Arturia dubia

Scientific classification
- Domain: Eukaryota
- Kingdom: Animalia
- Phylum: Porifera
- Class: Calcarea
- Order: Clathrinida
- Family: Clathrinidae
- Genus: Arturia
- Species: A. dubia
- Binomial name: Arturia dubia (Dendy, 1891)
- Synonyms: Clathrina dubia (Dendy, 1891) ; Leucosolenia dubia Dendy, 1891 ;

= Arturia dubia =

- Authority: (Dendy, 1891)

Species of sponge

Arturia dubia is a species of calcareous sponge in the genus Arturia from Australia. The species was first described as Leucosolenia dubia by Arthur Dendy in 1891. The name is derived from Dendy's uncertainty about the validity of the species, believing his specimens could, in fact, represent juvenile Leucosolenia cavata (now Ascaltis cavata).

==Description==
Cormus formed of irregular and loosely anastomosed tubes.
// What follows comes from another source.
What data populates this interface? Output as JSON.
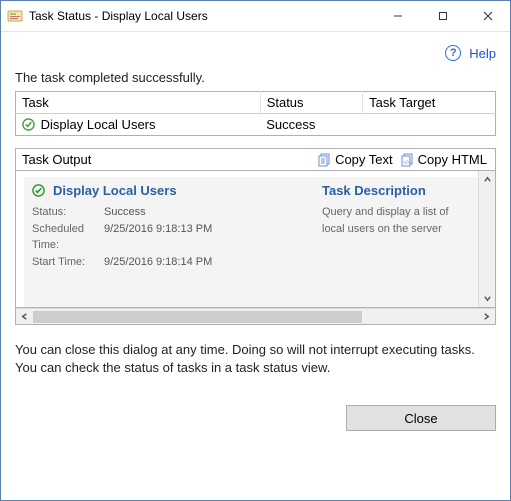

There is no cortex but sometimes it appears that some of the tubes could be forming one. The wall of the tubes is thick, up to 100 μm. In some areas the tubes are hispid.

Cells with yellow granules are present in the mesohyl, as are embryos, which are always found near choanocytes. The cells with yellow granules are distributed homogeneously, throughout the mesohyl.

The skeleton consists of equiangular and equiradiate triactines. Tetractines are also present, but they are rare. Actines are conical or cylindrical, but they always have sharp tips. Sometimes, they are slightly undulated. Diactines are abundant on the external tubes; they are curved or straight, vary in size and have sharp tips, one of which is club-shaped. The largest diactines are curved at the tip. They project through the surface in some parts of the cormus only, and the club-shaped portion of the spicule lies inside the tube.